Neue Westfälische vom 11.05.2004
Magische Welten
Beeindruckendes Konzert des Symphonischen Blasorchesters der Feuerwehr
Gütersloh. Der "Herr der Ringe" lockte, und knapp 500 Gütersloher, darunter viele Kinder, fanden am Sonntag den Weg in die Stadthalle. Allerdings intonierte das Symphonische Blasorchester der Feuerwehr Gütersloh keineswegs die Musik zur populären Filmtrilogie, sondern Johan de Meij anspruchsvolle von Tolkiens Roman inspirierte Symphonie "Herr der Ringe" aus den 70er Jahren. Gastsolist Rupprecht Drees steuert mit einem beeindruckenden Trompetenkonzert dem Nachmittag einen weiteren Höhepunkt bei, und auch der Bläsernachwuchs heimste verdient viel Applaus ein
Gleich anfangs ging ein Raunen und Tuscheln durchs Publikum, saßen doch gut 50 Kinder auf der Bühne. Sollte sich das Jugendorchester seit dem letzten Auftritt zahlenmäßig verdoppelt haben?
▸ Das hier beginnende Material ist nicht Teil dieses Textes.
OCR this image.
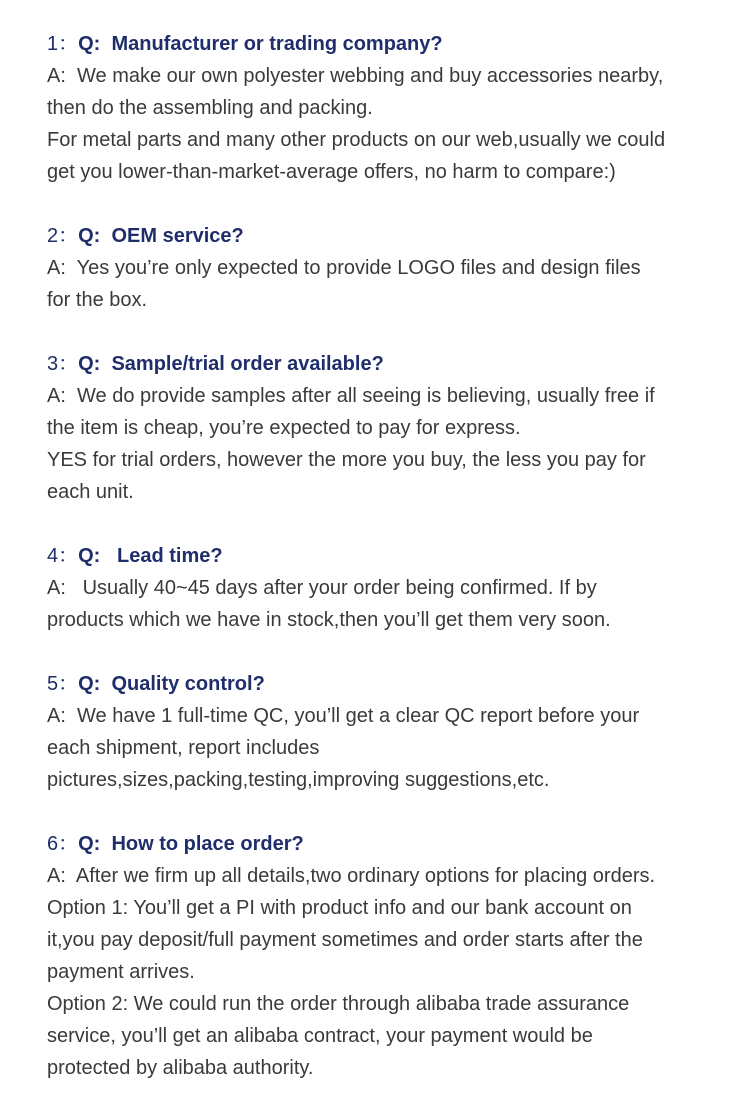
1：Q:  Manufacturer or trading company?
A:  We make our own polyester webbing and buy accessories nearby,
then do the assembling and packing.
For metal parts and many other products on our web,usually we could
get you lower-than-market-average offers, no harm to compare:)
2：Q:  OEM service?
A:  Yes you’re only expected to provide LOGO files and design files
for the box.
3：Q:  Sample/trial order available?
A:  We do provide samples after all seeing is believing, usually free if
the item is cheap, you’re expected to pay for express.
YES for trial orders, however the more you buy, the less you pay for
each unit.
4：Q:   Lead time?
A:   Usually 40~45 days after your order being confirmed. If by
products which we have in stock,then you’ll get them very soon.
5：Q:  Quality control?
A:  We have 1 full-time QC, you’ll get a clear QC report before your
each shipment, report includes
pictures,sizes,packing,testing,improving suggestions,etc.
6：Q:  How to place order?
A:  After we firm up all details,two ordinary options for placing orders.
Option 1: You’ll get a PI with product info and our bank account on
it,you pay deposit/full payment sometimes and order starts after the
payment arrives.
Option 2: We could run the order through alibaba trade assurance
service, you’ll get an alibaba contract, your payment would be
protected by alibaba authority.
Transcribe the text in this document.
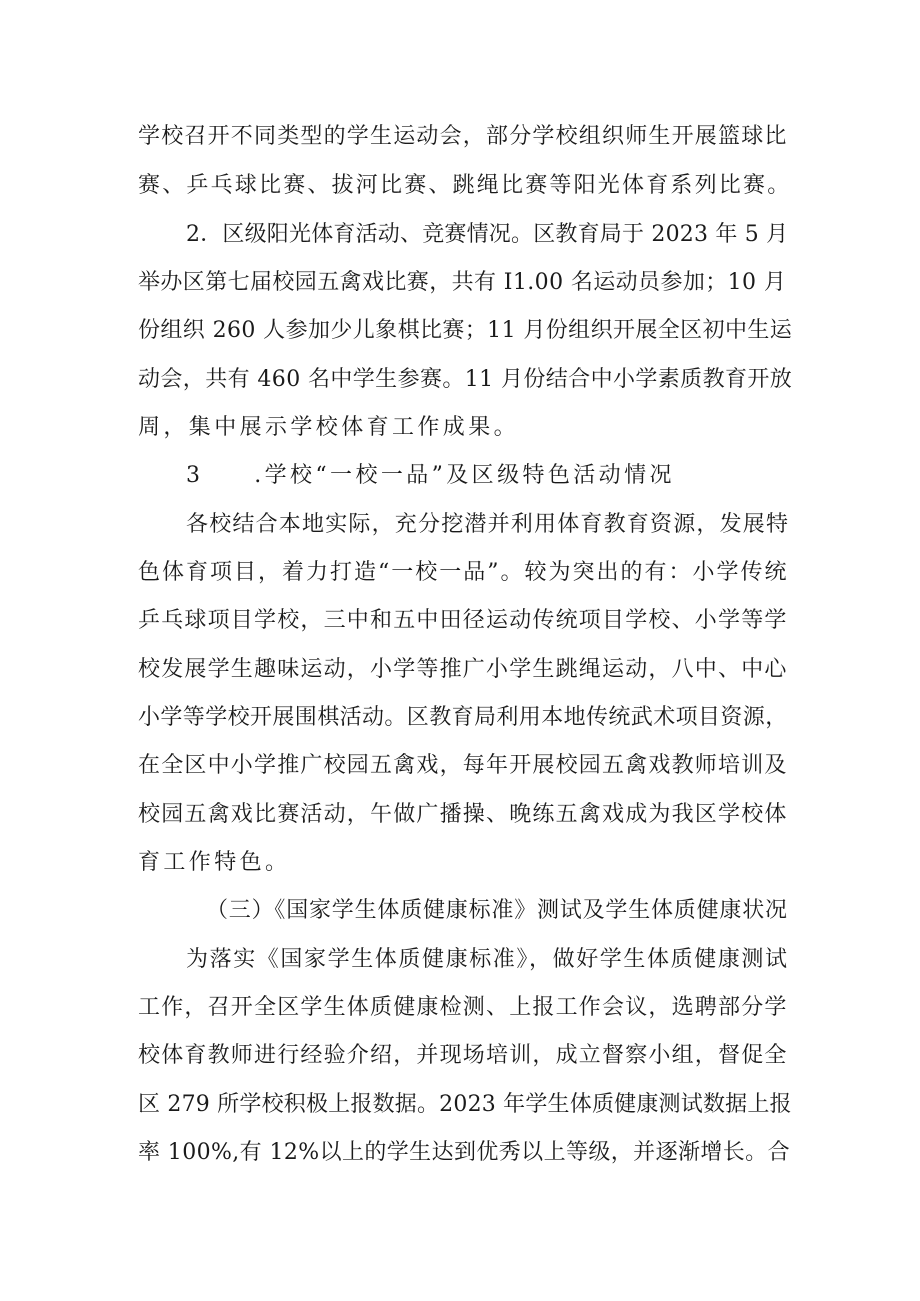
学校召开不同类型的学生运动会，部分学校组织师生开展篮球比
赛、乒乓球比赛、拔河比赛、跳绳比赛等阳光体育系列比赛。
2．区级阳光体育活动、竞赛情况。区教育局于 2023 年 5 月
举办区第七届校园五禽戏比赛，共有 I1.00 名运动员参加；10 月
份组织 260 人参加少儿象棋比赛；11 月份组织开展全区初中生运
动会，共有 460 名中学生参赛。11 月份结合中小学素质教育开放
周，集中展示学校体育工作成果。
3　　.学校“一校一品”及区级特色活动情况
各校结合本地实际，充分挖潜并利用体育教育资源，发展特
色体育项目，着力打造“一校一品”。较为突出的有：小学传统
乒乓球项目学校，三中和五中田径运动传统项目学校、小学等学
校发展学生趣味运动，小学等推广小学生跳绳运动，八中、中心
小学等学校开展围棋活动。区教育局利用本地传统武术项目资源，
在全区中小学推广校园五禽戏，每年开展校园五禽戏教师培训及
校园五禽戏比赛活动，午做广播操、晚练五禽戏成为我区学校体
育工作特色。
（三）《国家学生体质健康标准》测试及学生体质健康状况
为落实《国家学生体质健康标准》，做好学生体质健康测试
工作，召开全区学生体质健康检测、上报工作会议，选聘部分学
校体育教师进行经验介绍，并现场培训，成立督察小组，督促全
区 279 所学校积极上报数据。2023 年学生体质健康测试数据上报
率 100%,有 12%以上的学生达到优秀以上等级，并逐渐增长。合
Nein, es hatte nur qualifizierte Verstärkung durch die Bläserklasse 7b des Städtischen Gymnasiums erhalten deren musikalischer Leiter, Thomas Boger, auch Dirigent der Blauröcke ist Mit drei vielseitigen Stücken bewies der Nachwuchs, dass eine ganze Menge in ihm steckt, und ließ als Zugabe gut gelaunt den rosaroten Panther quer durch die Instrumentengattungen schleichen., bevor sie die Bühne den Großen übergaben .
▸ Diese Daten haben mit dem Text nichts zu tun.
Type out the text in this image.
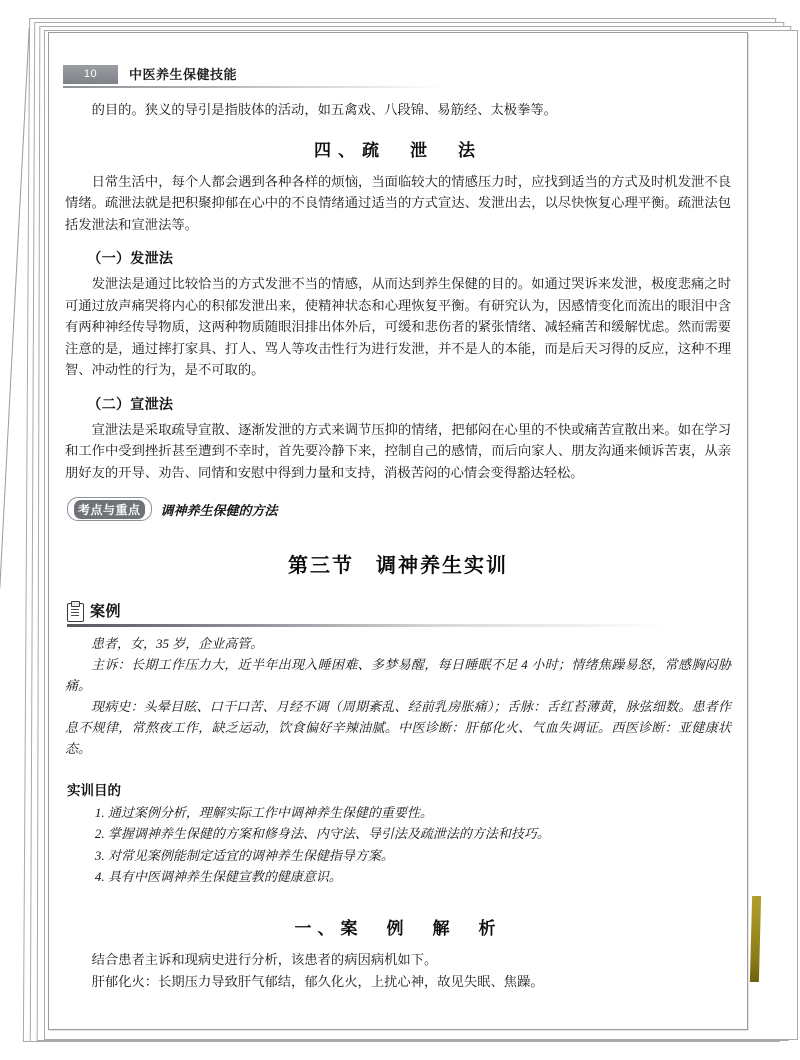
10	中医养生保健技能

的目的。狭义的导引是指肢体的活动，如五禽戏、八段锦、易筋经、太极拳等。

四、疏　泄　法

日常生活中，每个人都会遇到各种各样的烦恼，当面临较大的情感压力时，应找到适当的方式及时机发泄不良情绪。疏泄法就是把积聚抑郁在心中的不良情绪通过适当的方式宣达、发泄出去，以尽快恢复心理平衡。疏泄法包括发泄法和宣泄法等。

（一）发泄法

发泄法是通过比较恰当的方式发泄不当的情感，从而达到养生保健的目的。如通过哭诉来发泄，极度悲痛之时可通过放声痛哭将内心的积郁发泄出来，使精神状态和心理恢复平衡。有研究认为，因感情变化而流出的眼泪中含有两种神经传导物质，这两种物质随眼泪排出体外后，可缓和悲伤者的紧张情绪、减轻痛苦和缓解忧虑。然而需要注意的是，通过摔打家具、打人、骂人等攻击性行为进行发泄，并不是人的本能，而是后天习得的反应，这种不理智、冲动性的行为，是不可取的。

（二）宣泄法

宣泄法是采取疏导宣散、逐渐发泄的方式来调节压抑的情绪，把郁闷在心里的不快或痛苦宣散出来。如在学习和工作中受到挫折甚至遭到不幸时，首先要冷静下来，控制自己的感情，而后向家人、朋友沟通来倾诉苦衷，从亲朋好友的开导、劝告、同情和安慰中得到力量和支持，消极苦闷的心情会变得豁达轻松。

考点与重点	调神养生保健的方法
第三节　调神养生实训
案例

患者，女，35 岁，企业高管。

主诉：长期工作压力大，近半年出现入睡困难、多梦易醒，每日睡眠不足 4 小时；情绪焦躁易怒，常感胸闷胁痛。

现病史：头晕目眩、口干口苦、月经不调（周期紊乱、经前乳房胀痛）；舌脉：舌红苔薄黄，脉弦细数。患者作息不规律，常熬夜工作，缺乏运动，饮食偏好辛辣油腻。中医诊断：肝郁化火、气血失调证。西医诊断：亚健康状态。

实训目的
1. 通过案例分析，理解实际工作中调神养生保健的重要性。
2. 掌握调神养生保健的方案和修身法、内守法、导引法及疏泄法的方法和技巧。
3. 对常见案例能制定适宜的调神养生保健指导方案。
4. 具有中医调神养生保健宣教的健康意识。
一、案　例　解　析

结合患者主诉和现病史进行分析，该患者的病因病机如下。

肝郁化火：长期压力导致肝气郁结，郁久化火，上扰心神，故见失眠、焦躁。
Mit Tomohiro Tatebes "Suite on Celtic Folk Songs" entführten diese die Hörer mit dröhnenden Drums und typischen Dudelsacksound unverzüglich ins schottische Hochland, in dem aber manchmal auch sanfte Winde wehen, wie der ruhigere Mittelsatz bewies. Im folgenden Konzert in f-moll von Oskar Böhme wichen die Bläser, hier in leicht ausgedünnter Besetzung, willig hinter dem Trompeter Rupprecht Drees zurück und gaben dem hochklasigen Solisten damit genügend Gestaltungsraum zur optimalen Entfaltung. In begeisternder, immer tonreiner Techik, mit sauberen Höhen und satten Tiefen, gestaltete Drees seinen Part in vitaler Sensibilität und ergreifender Ausdruckskraft, wobei er selbst in den vermeintlich fingerbrecherischsten Läufen nie in Eile zu geraten schien. Aber auch die langen Töne waren bei ihm dank präzise gestalteter, lebendig ausformulierter Gestaltungsbögen ein Erlebnis. Kein Wunder, dass das begeisterte Publikum ihn zu einer Zugabe nötigte.
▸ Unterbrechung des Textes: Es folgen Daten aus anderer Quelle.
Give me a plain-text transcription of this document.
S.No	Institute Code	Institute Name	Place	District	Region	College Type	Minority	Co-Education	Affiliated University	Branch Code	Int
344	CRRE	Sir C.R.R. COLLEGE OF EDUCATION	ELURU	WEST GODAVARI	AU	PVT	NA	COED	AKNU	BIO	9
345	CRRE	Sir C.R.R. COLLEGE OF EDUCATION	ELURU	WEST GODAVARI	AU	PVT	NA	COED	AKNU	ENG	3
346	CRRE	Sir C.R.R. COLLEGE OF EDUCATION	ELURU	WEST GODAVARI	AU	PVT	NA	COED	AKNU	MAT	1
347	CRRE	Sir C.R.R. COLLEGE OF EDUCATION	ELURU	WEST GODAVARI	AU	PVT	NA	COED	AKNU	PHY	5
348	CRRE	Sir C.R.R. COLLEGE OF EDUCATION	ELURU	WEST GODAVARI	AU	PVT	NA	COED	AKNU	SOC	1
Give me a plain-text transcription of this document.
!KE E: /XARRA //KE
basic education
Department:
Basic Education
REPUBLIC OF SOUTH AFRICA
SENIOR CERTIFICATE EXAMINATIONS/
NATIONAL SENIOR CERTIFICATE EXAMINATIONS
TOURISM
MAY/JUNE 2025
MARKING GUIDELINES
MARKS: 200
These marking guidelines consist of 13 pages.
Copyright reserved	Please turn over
Nach der Pause war dann endlich der "Herr der Ringe" dran, und interessiert verfolgte gerade die Jugend, wie das Orchester in großflächigen musikalischen Bildern, per Diaprojektor untersützt, das Bild des ehrwürdigen Zauberers Gandalf gestaltete. Auch der zweite Satz, der den Elbenwald Lothlórien beschreibt, beginn mit ästhetischen Impressionen, die zunehmend an Schönheit verloren und in einer schrillen, lautstarken Dissonanz entdeten, als Romanheld Frodo in die Zukunft schaute. Gollum, die zentrale Figur des ditten Satzes, wurde von den Tolkien-Fans mit lauten "Iiih"-Rufen begrüßt. Und wirklich zeichnete der Komponist ein getreues musikalisches Abbild dieses lichtscheuen, hinterhältigen und überaus widerwärtigen Wesens. Die beeindruckende Gestaltungsleistung der Bläser war folglich für Manchen schwer zu verdauen, und auch im vierten Satz, einer Wanderung im Dunkeln durch die Minen von Moria, setzten die Musiker mit Angst, Verfolgung, aussichtslosem Kampf und finaler Melancholie ein schweres Thema wirkungsvoll, für manchen jedoch all zu wirkungsvoll, um Gut, dass im letzten Satz die fröhlichen, edelmütigen Hobbits charakterisiert wurden: Bei Volkstanz und strahlender Hymne konnte man wieder positive Emotionen tanken und sich auf das friedvoll-verhaltene Ende der Symphonie einstimmen.
Donnernder Applaus dankte den Musikern für ihre beeindruckende Leistung. Zur Zugabe wurde es aber noch einmal still im Saal: mit dem "Abendsegen" aus Engelbert Humperdincks "Hänsel und Gretel" gedachten die Blauröcke dem verstorbenen Hermann Hanebrink.